ARC processors use reduced instruction set computing (RISC), and employ the 16-/32-bit ARCompact instruction set architecture (ISA) that provides good performance and code density for embedded and host SoC applications.
In 1995, Argonaut was split into Argonaut Technologies Limited (ATL), which had a variety of technology projects, and Argonaut Software Limited (ASL).
At the start of 1996, the General Manager of Argonaut, John Edelson, started reducing ATL projects such as BRender and motion capture and investing in the development of the ARC concept. In September 1996 Rick Clucas decided that the value of the ARC processor was in other people using it rather than Argonaut doing projects using it and asked Bob Terwilliger to join as CEO; Rick Clucas then took on the role of CTO.
In 1997, following investment by Apax Partners, ATL became ARC International and totally independent from Argonaut Games. Prior to their initial public offering on the London Stock Exchange, underwritten by Goldman Sachs and five other investment banks, three related technology companies were acquired: Metaware in Santa Cruz, California (development and modeling software), VAutomation in Nashua, New Hampshire (peripheral semiconductor IP), and Precise Software in Nepean, Ontario (RTOS).
Designers can differentiate their products by using patented configuration technology to tailor each ARC processor instance to meet specific performance, power and area requirements.
Configuration of the ARC processors occurs at design time, using the ARChitect processor configurator. The core was designed to be extensible, allowing designers to add their own custom instructions that can significantly increase performance or reduce power consumption.

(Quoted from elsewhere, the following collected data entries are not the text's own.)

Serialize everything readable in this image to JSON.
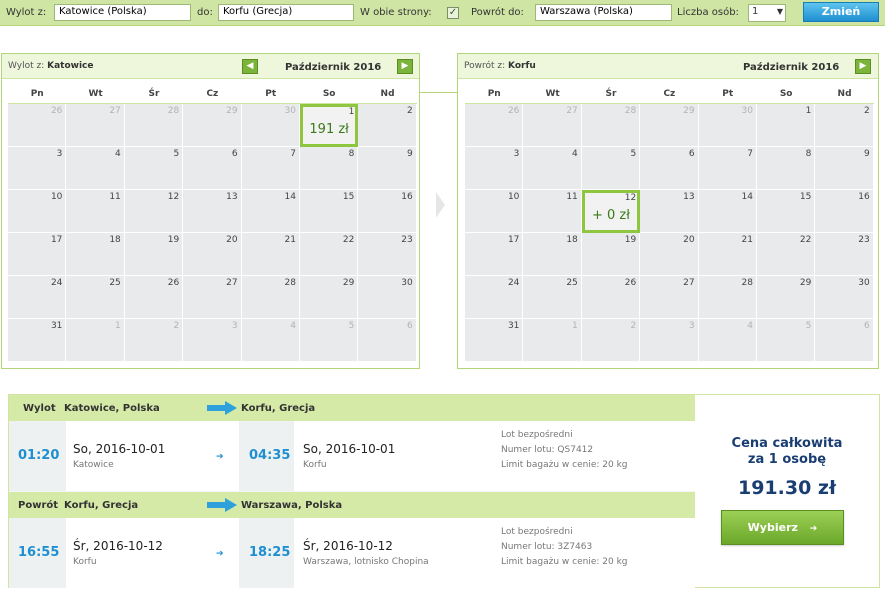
{
  "search": {
    "from_label": "Wylot z:",
    "from_value": "Katowice (Polska)",
    "to_label": "do:",
    "to_value": "Korfu (Grecja)",
    "roundtrip_label": "W obie strony:",
    "roundtrip_checked": "✓",
    "return_label": "Powrót do:",
    "return_value": "Warszawa (Polska)",
    "passengers_label": "Liczba osób:",
    "passengers_value": "1",
    "submit_label": "Zmień"
  },
  "calendar_out": {
    "from_label": "Wylot z:",
    "from_city": "Katowice",
    "month": "Październik 2016",
    "prev_icon": "arrow-left-icon",
    "next_icon": "arrow-right-icon",
    "weekdays": [
      "Pn",
      "Wt",
      "Śr",
      "Cz",
      "Pt",
      "So",
      "Nd"
    ],
    "selected_day": "1",
    "selected_price": "191 zł",
    "days": [
      "26",
      "27",
      "28",
      "29",
      "30",
      "1",
      "2",
      "3",
      "4",
      "5",
      "6",
      "7",
      "8",
      "9",
      "10",
      "11",
      "12",
      "13",
      "14",
      "15",
      "16",
      "17",
      "18",
      "19",
      "20",
      "21",
      "22",
      "23",
      "24",
      "25",
      "26",
      "27",
      "28",
      "29",
      "30",
      "31",
      "1",
      "2",
      "3",
      "4",
      "5",
      "6"
    ]
  },
  "calendar_ret": {
    "from_label": "Powrót z:",
    "from_city": "Korfu",
    "month": "Październik 2016",
    "weekdays": [
      "Pn",
      "Wt",
      "Śr",
      "Cz",
      "Pt",
      "So",
      "Nd"
    ],
    "selected_day": "12",
    "selected_price": "+ 0 zł",
    "days": [
      "26",
      "27",
      "28",
      "29",
      "30",
      "1",
      "2",
      "3",
      "4",
      "5",
      "6",
      "7",
      "8",
      "9",
      "10",
      "11",
      "12",
      "13",
      "14",
      "15",
      "16",
      "17",
      "18",
      "19",
      "20",
      "21",
      "22",
      "23",
      "24",
      "25",
      "26",
      "27",
      "28",
      "29",
      "30",
      "31",
      "1",
      "2",
      "3",
      "4",
      "5",
      "6"
    ]
  },
  "summary": {
    "outbound": {
      "label": "Wylot",
      "from": "Katowice, Polska",
      "to": "Korfu, Grecja",
      "dep_time": "01:20",
      "dep_date": "So, 2016-10-01",
      "dep_city": "Katowice",
      "arr_time": "04:35",
      "arr_date": "So, 2016-10-01",
      "arr_city": "Korfu",
      "info1": "Lot bezpośredni",
      "info2": "Numer lotu: QS7412",
      "info3": "Limit bagażu w cenie: 20 kg"
    },
    "return": {
      "label": "Powrót",
      "from": "Korfu, Grecja",
      "to": "Warszawa, Polska",
      "dep_time": "16:55",
      "dep_date": "Śr, 2016-10-12",
      "dep_city": "Korfu",
      "arr_time": "18:25",
      "arr_date": "Śr, 2016-10-12",
      "arr_city": "Warszawa, lotnisko Chopina",
      "info1": "Lot bezpośredni",
      "info2": "Numer lotu: 3Z7463",
      "info3": "Limit bagażu w cenie: 20 kg"
    },
    "price_title_1": "Cena całkowita",
    "price_title_2": "za 1 osobę",
    "price_total": "191.30 zł",
    "choose_label": "Wybierz",
    "choose_arrow": "➔"
  }
}
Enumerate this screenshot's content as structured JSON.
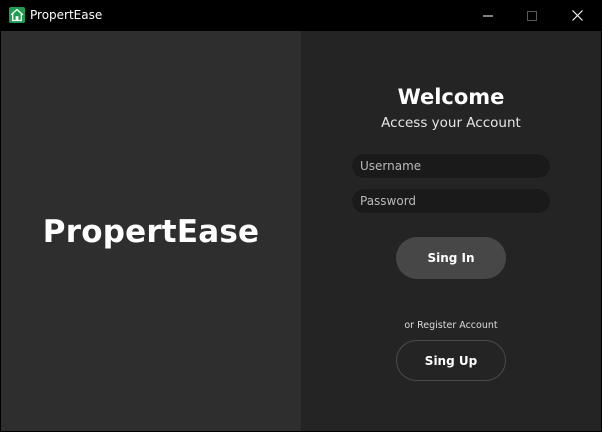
{
  "window": {
    "title": "PropertEase",
    "app_icon": "house-icon",
    "controls": {
      "minimize_icon": "minimize-icon",
      "maximize_icon": "maximize-icon",
      "close_icon": "close-icon"
    }
  },
  "left_panel": {
    "brand": "PropertEase"
  },
  "login": {
    "heading": "Welcome",
    "subheading": "Access your Account",
    "username_placeholder": "Username",
    "password_placeholder": "Password",
    "signin_label": "Sing In",
    "register_prompt": "or Register Account",
    "signup_label": "Sing Up"
  },
  "colors": {
    "accent_icon": "#1e9c4f",
    "left_panel_bg": "#2e2e2e",
    "right_panel_bg": "#242424",
    "button_bg": "#474747"
  }
}
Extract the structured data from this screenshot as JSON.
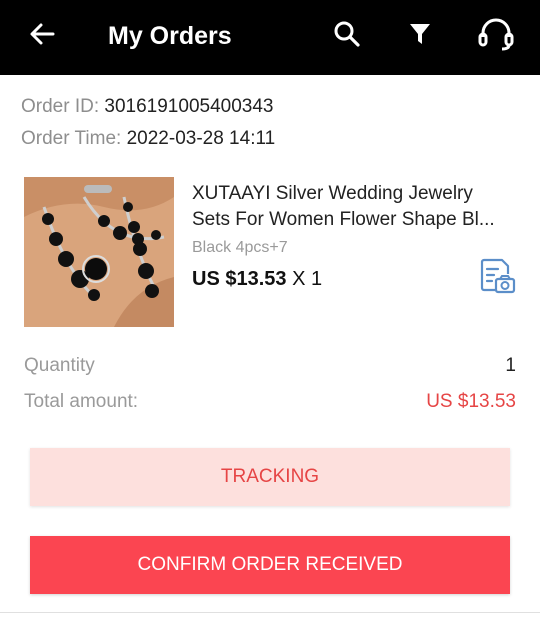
{
  "header": {
    "title": "My Orders",
    "back_icon": "arrow-left-icon",
    "actions": [
      "search-icon",
      "filter-icon",
      "headset-icon"
    ]
  },
  "order": {
    "id_label": "Order ID:",
    "id_value": "3016191005400343",
    "time_label": "Order Time:",
    "time_value": "2022-03-28 14:11"
  },
  "product": {
    "title_line1": "XUTAAYI  Silver Wedding Jewelry",
    "title_line2": "Sets For Women Flower Shape Bl...",
    "variant": "Black 4pcs+7",
    "price": "US $13.53",
    "multiplier": "X 1"
  },
  "summary": {
    "quantity_label": "Quantity",
    "quantity_value": "1",
    "total_label": "Total amount:",
    "total_value": "US $13.53"
  },
  "buttons": {
    "tracking": "TRACKING",
    "confirm": "CONFIRM ORDER RECEIVED"
  },
  "colors": {
    "accent": "#fb4551",
    "accent_text": "#e64545",
    "tracking_bg": "#fde0dd",
    "header_bg": "#000000"
  }
}
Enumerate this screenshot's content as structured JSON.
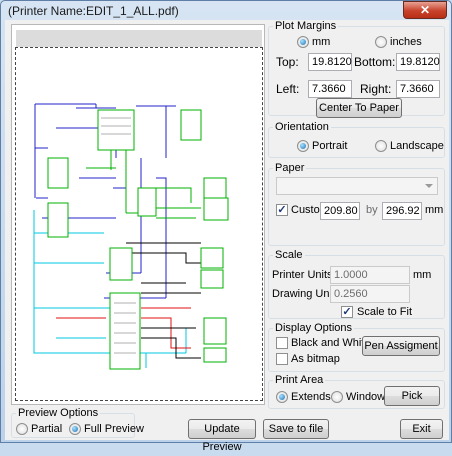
{
  "window": {
    "title": "(Printer Name:EDIT_1_ALL.pdf)",
    "close_glyph": "✕"
  },
  "plot_margins": {
    "legend": "Plot Margins",
    "units": [
      {
        "label": "mm",
        "selected": true
      },
      {
        "label": "inches",
        "selected": false
      }
    ],
    "top_label": "Top:",
    "top_value": "19.8120",
    "bottom_label": "Bottom:",
    "bottom_value": "19.8120",
    "left_label": "Left:",
    "left_value": "7.3660",
    "right_label": "Right:",
    "right_value": "7.3660",
    "center_button": "Center To Paper"
  },
  "orientation": {
    "legend": "Orientation",
    "options": [
      {
        "label": "Portrait",
        "selected": true
      },
      {
        "label": "Landscape",
        "selected": false
      }
    ]
  },
  "paper": {
    "legend": "Paper",
    "selected": "",
    "custom_checked": true,
    "custom_label": "Custom",
    "width": "209.80",
    "by_label": "by",
    "height": "296.92",
    "unit": "mm"
  },
  "scale": {
    "legend": "Scale",
    "printer_units_label": "Printer Units:",
    "printer_units_value": "1.0000",
    "unit": "mm",
    "drawing_units_label": "Drawing Units:",
    "drawing_units_value": "0.2560",
    "scale_to_fit_checked": true,
    "scale_to_fit_label": "Scale to Fit"
  },
  "display_options": {
    "legend": "Display Options",
    "black_and_white": {
      "label": "Black and White",
      "checked": false
    },
    "as_bitmap": {
      "label": "As bitmap",
      "checked": false
    },
    "pen_button": "Pen Assigment"
  },
  "print_area": {
    "legend": "Print Area",
    "options": [
      {
        "label": "Extends",
        "selected": true
      },
      {
        "label": "Window",
        "selected": false
      }
    ],
    "pick_button": "Pick"
  },
  "preview_options": {
    "legend": "Preview Options",
    "options": [
      {
        "label": "Partial",
        "selected": false
      },
      {
        "label": "Full Preview",
        "selected": true
      }
    ]
  },
  "buttons": {
    "update_preview": "Update Preview",
    "save_to_file": "Save to file",
    "exit": "Exit"
  },
  "colors": {
    "wire_blue": "#2020c8",
    "wire_red": "#e01010",
    "wire_cyan": "#00c8e0",
    "wire_black": "#000000",
    "block_green": "#00b000"
  }
}
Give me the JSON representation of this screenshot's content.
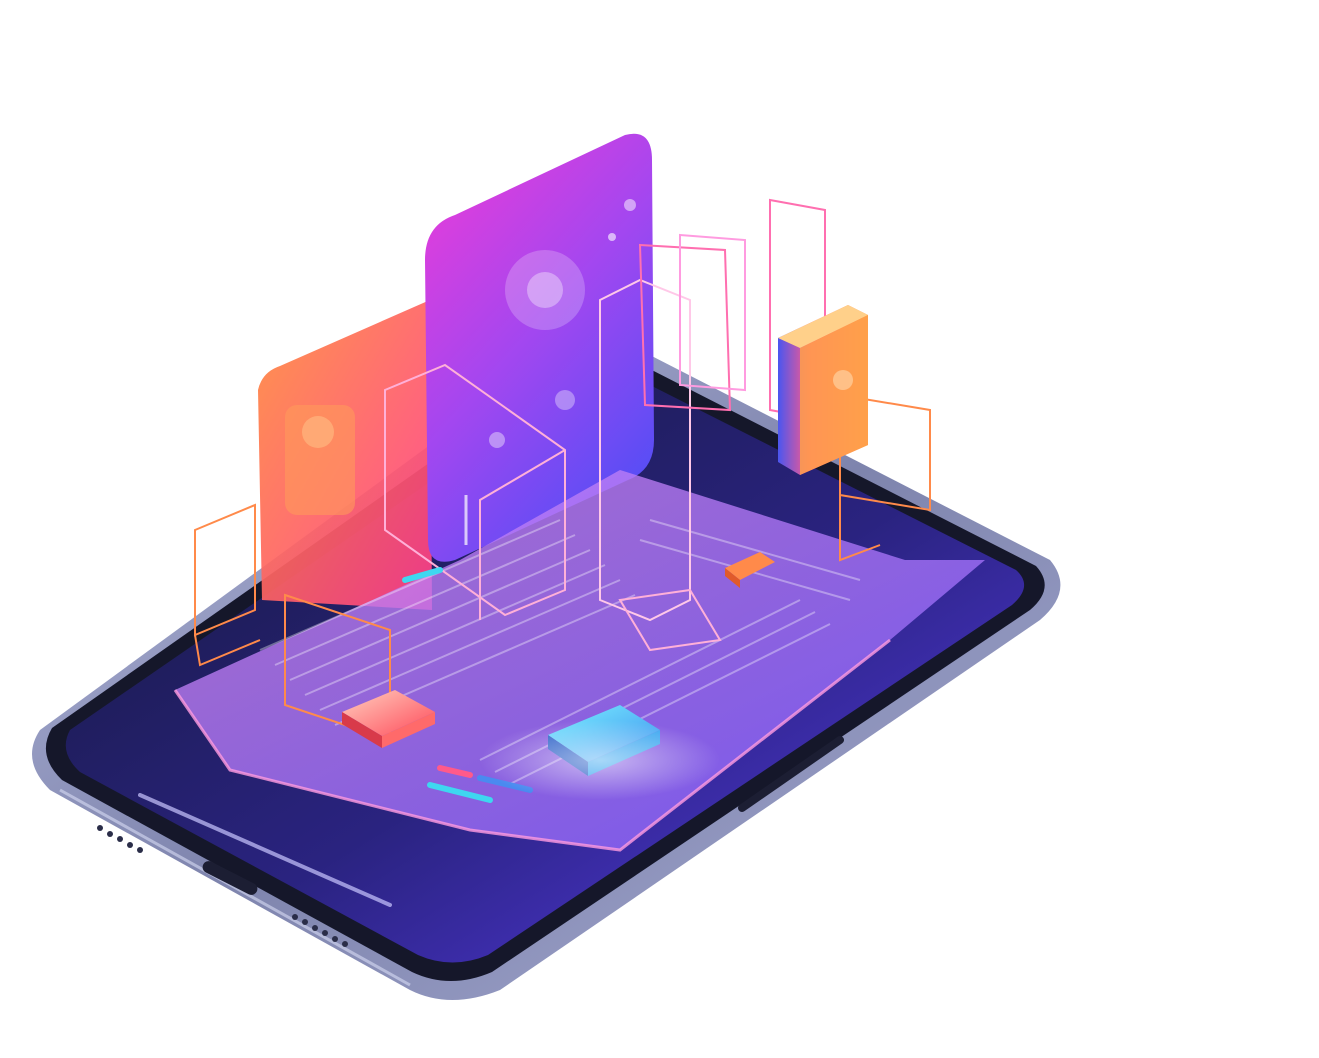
{
  "scene": {
    "subject": "isometric-smartphone-illustration",
    "background": "#ffffff",
    "colors": {
      "phone_frame": "#8a90b8",
      "phone_bezel": "#15172a",
      "screen_dark": "#1b1e48",
      "screen_glow": "#5a3cf0",
      "panel_pink": "#f23bd6",
      "panel_violet": "#6b4cf5",
      "card_orange": "#ff8a3c",
      "card_pink": "#ff3d8b",
      "wire_pink": "#ff6fb0",
      "wire_orange": "#ff8a4a",
      "chip_coral": "#ff5a5a",
      "chip_cyan": "#3ed7f0",
      "cube_orange": "#ffa04a",
      "cube_blue": "#4a56f0"
    },
    "icons": [
      "smartphone-icon",
      "speaker-grille-icon",
      "charging-port-icon",
      "side-button-icon"
    ]
  }
}
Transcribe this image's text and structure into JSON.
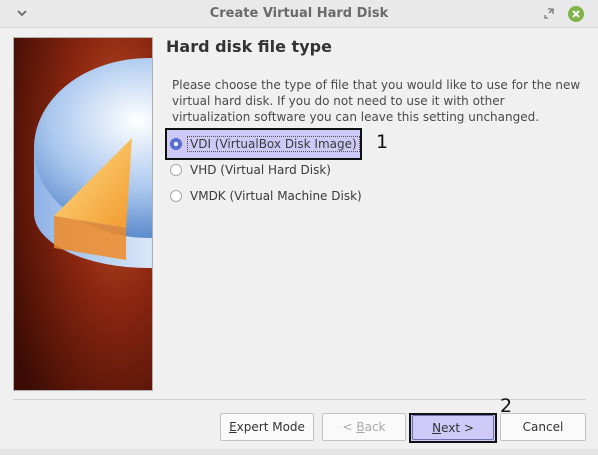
{
  "window": {
    "title": "Create Virtual Hard Disk"
  },
  "page": {
    "heading": "Hard disk file type",
    "description": "Please choose the type of file that you would like to use for the new virtual hard disk. If you do not need to use it with other virtualization software you can leave this setting unchanged."
  },
  "options": [
    {
      "label": "VDI (VirtualBox Disk Image)",
      "selected": true
    },
    {
      "label": "VHD (Virtual Hard Disk)",
      "selected": false
    },
    {
      "label": "VMDK (Virtual Machine Disk)",
      "selected": false
    }
  ],
  "annotations": {
    "step1": "1",
    "step2": "2"
  },
  "buttons": {
    "expert_mode": {
      "prefix": "",
      "mnemonic": "E",
      "rest": "xpert Mode"
    },
    "back": {
      "prefix": "< ",
      "mnemonic": "B",
      "rest": "ack"
    },
    "next": {
      "prefix": "",
      "mnemonic": "N",
      "rest": "ext >"
    },
    "cancel": "Cancel"
  },
  "colors": {
    "accent": "#5c73d6",
    "highlight": "#b4aaff",
    "close_button": "#7fb349"
  },
  "icons": {
    "title_menu": "chevron-down-icon",
    "restore": "restore-icon",
    "close": "close-icon"
  }
}
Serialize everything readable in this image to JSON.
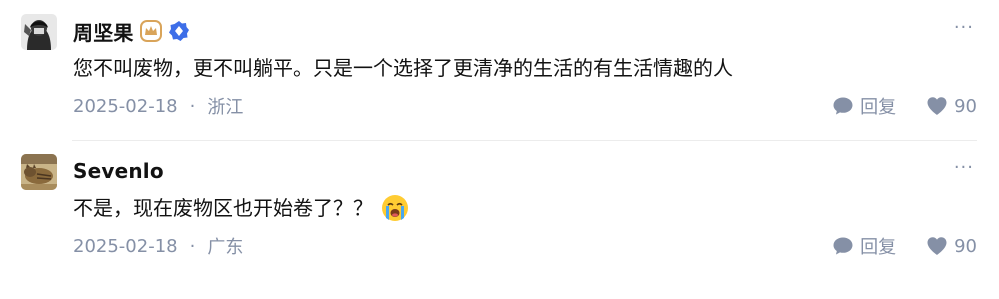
{
  "comments": [
    {
      "author": "周坚果",
      "author_badges": [
        "crown-badge-icon",
        "verified-badge-icon"
      ],
      "text": "您不叫废物，更不叫躺平。只是一个选择了更清净的生活的有生活情趣的人",
      "date": "2025-02-18",
      "separator": "·",
      "location": "浙江",
      "reply_label": "回复",
      "likes": "90",
      "more_label": "···"
    },
    {
      "author": "Sevenlo",
      "text": "不是，现在废物区也开始卷了？？",
      "emoji": "crying-face-emoji",
      "date": "2025-02-18",
      "separator": "·",
      "location": "广东",
      "reply_label": "回复",
      "likes": "90",
      "more_label": "···"
    }
  ],
  "colors": {
    "meta": "#8590a6",
    "text": "#121212",
    "badge_gold": "#d9a45a",
    "badge_blue": "#3d6ee8"
  }
}
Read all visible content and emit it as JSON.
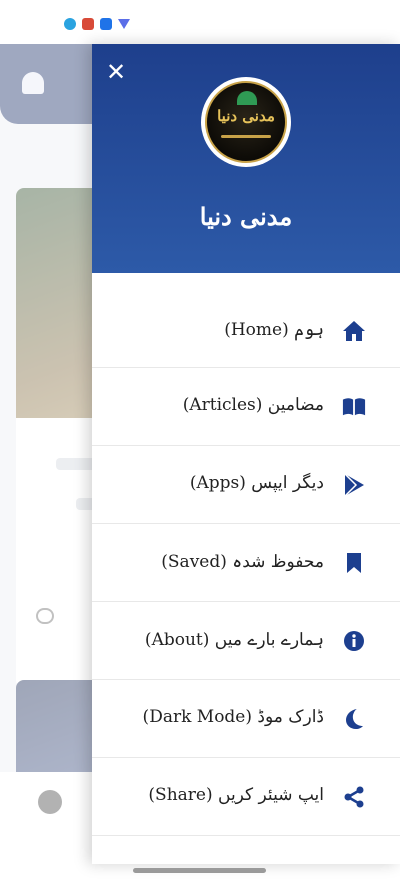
{
  "status_bar": {
    "icons": [
      "telegram-icon",
      "gmail-icon",
      "key-icon",
      "vpn-icon"
    ]
  },
  "drawer": {
    "close_label": "✕",
    "app_name": "مدنی دنیا",
    "logo_text": "مدنی دنیا",
    "header_color": "#1e3f8c",
    "icon_color": "#1d3f8f",
    "items": [
      {
        "label": "ہوم (Home)",
        "icon": "home-icon"
      },
      {
        "label": "مضامین (Articles)",
        "icon": "book-icon"
      },
      {
        "label": "دیگر ایپس (Apps)",
        "icon": "play-store-icon"
      },
      {
        "label": "محفوظ شدہ (Saved)",
        "icon": "bookmark-icon"
      },
      {
        "label": "ہمارے بارے میں (About)",
        "icon": "info-icon"
      },
      {
        "label": "ڈارک موڈ (Dark Mode)",
        "icon": "moon-icon"
      },
      {
        "label": "ایپ شیئر کریں (Share)",
        "icon": "share-icon"
      }
    ]
  }
}
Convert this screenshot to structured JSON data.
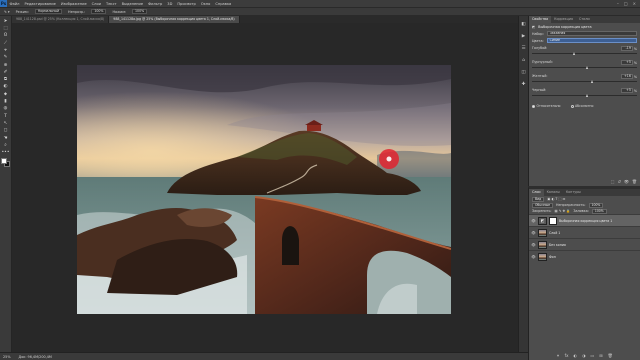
{
  "app": {
    "logo": "Ps",
    "menu": [
      "Файл",
      "Редактирование",
      "Изображение",
      "Слои",
      "Текст",
      "Выделение",
      "Фильтр",
      "3D",
      "Просмотр",
      "Окно",
      "Справка"
    ],
    "window_buttons": [
      "–",
      "□",
      "×"
    ]
  },
  "options": {
    "mode_label": "Режим:",
    "mode_value": "Нормальный",
    "opacity_label": "Непрозр.:",
    "opacity_value": "100%",
    "flow_label": "Нажим:",
    "flow_value": "100%"
  },
  "tabs": [
    {
      "label": "988_141128.psd @ 25% (Коллекция 1, Слой-маска/8)"
    },
    {
      "label": "988_141128a.jpg @ 25% (Выборочная коррекция цвета 1, Слой-маска/8)"
    }
  ],
  "tools": [
    "➤",
    "⬚",
    "ʘ",
    "⟋",
    "⌖",
    "✎",
    "⊕",
    "✐",
    "⧉",
    "◐",
    "⬥",
    "▮",
    "◍",
    "T",
    "↖",
    "◻",
    "☚",
    "⌕",
    "•••"
  ],
  "status": {
    "zoom": "25%",
    "doc": "Док: 96,4M/200,4M"
  },
  "right_strip_icons": [
    "◧",
    "▶",
    "☰",
    "⌂",
    "◫",
    "✚"
  ],
  "properties": {
    "tabs": [
      "Свойства",
      "Коррекция",
      "Стили"
    ],
    "title": "Выборочная коррекция цвета",
    "preset_label": "Набор:",
    "preset_value": "Заказная",
    "colors_label": "Цвета:",
    "colors_value": "Синие",
    "sliders": [
      {
        "label": "Голубой:",
        "value": "-19",
        "unit": "%",
        "level": 0.4
      },
      {
        "label": "Пурпурный:",
        "value": "+5",
        "unit": "%",
        "level": 0.53
      },
      {
        "label": "Желтый:",
        "value": "+16",
        "unit": "%",
        "level": 0.58
      },
      {
        "label": "Черный:",
        "value": "+5",
        "unit": "%",
        "level": 0.53
      }
    ],
    "method_relative": "Относительно",
    "method_absolute": "Абсолютно",
    "method_selected": "relative",
    "footer_icons": [
      "⬚",
      "↺",
      "👁",
      "🗑"
    ]
  },
  "layers": {
    "tabs": [
      "Слои",
      "Каналы",
      "Контуры"
    ],
    "kind_label": "Вид",
    "blend_value": "Обычные",
    "opacity_label": "Непрозрачность:",
    "opacity_value": "100%",
    "lock_label": "Закрепить:",
    "fill_label": "Заливка:",
    "fill_value": "100%",
    "items": [
      {
        "name": "Выборочная коррекция цвета 1",
        "selected": true,
        "type": "adjustment"
      },
      {
        "name": "Слой 1",
        "selected": false,
        "type": "image"
      },
      {
        "name": "Без копия",
        "selected": false,
        "type": "image"
      },
      {
        "name": "Фон",
        "selected": false,
        "type": "image"
      }
    ],
    "footer_icons": [
      "⚭",
      "fx",
      "◐",
      "◑",
      "▭",
      "⊞",
      "🗑"
    ]
  }
}
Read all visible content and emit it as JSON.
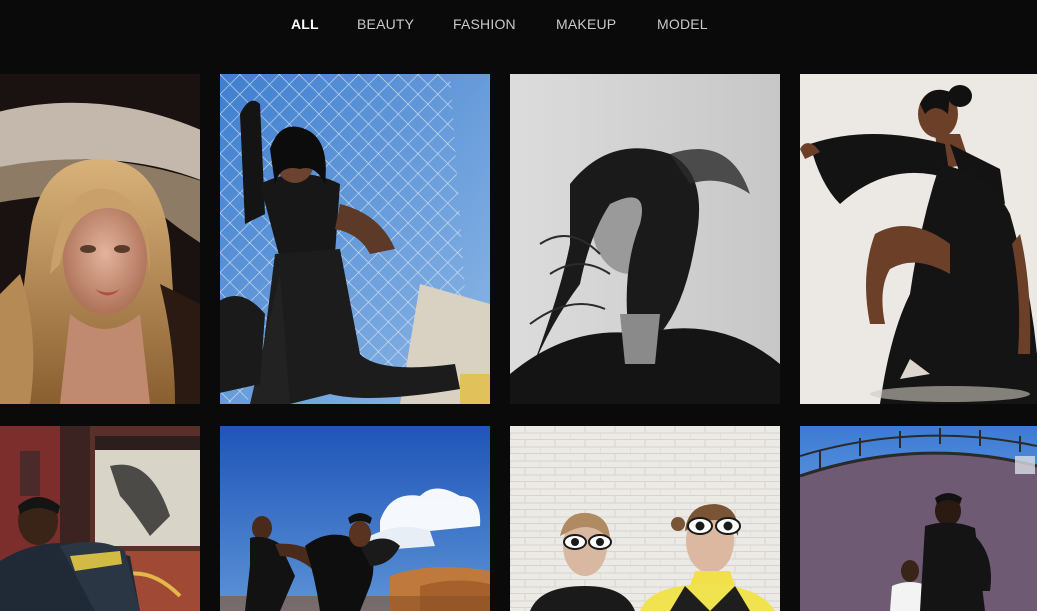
{
  "filters": {
    "items": [
      "ALL",
      "BEAUTY",
      "FASHION",
      "MAKEUP",
      "MODEL"
    ],
    "active_index": 0
  },
  "colors": {
    "background": "#0a0a0a",
    "filter_text": "#c9c9c9",
    "filter_active_text": "#ffffff"
  },
  "gallery": {
    "photos": [
      "photo-blonde-woman-under-hat-brim",
      "photo-woman-leather-outfit-by-chain-fence",
      "photo-bw-woman-hair-blowing",
      "photo-woman-black-bell-sleeve-dress",
      "photo-man-by-graffiti-wall",
      "photo-couple-dancing-blue-sky",
      "photo-two-women-white-sunglasses",
      "photo-two-men-by-purple-tank"
    ]
  }
}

Unlike most embedded microprocessors, extra instructions, registers, and functionality can be added in a modular fashion. Customers analyse the task, break down the operations, and then choose the appropriate extensions, or develop their own, to create their own custom microprocessor. They might optimise for speed, energy efficiency or code density. Extensions can include, for example, a memory management unit (MMU), a fast multiplier-accumulator, a USB host, a Viterbi path decoder, or a user's proprietary RTL functions.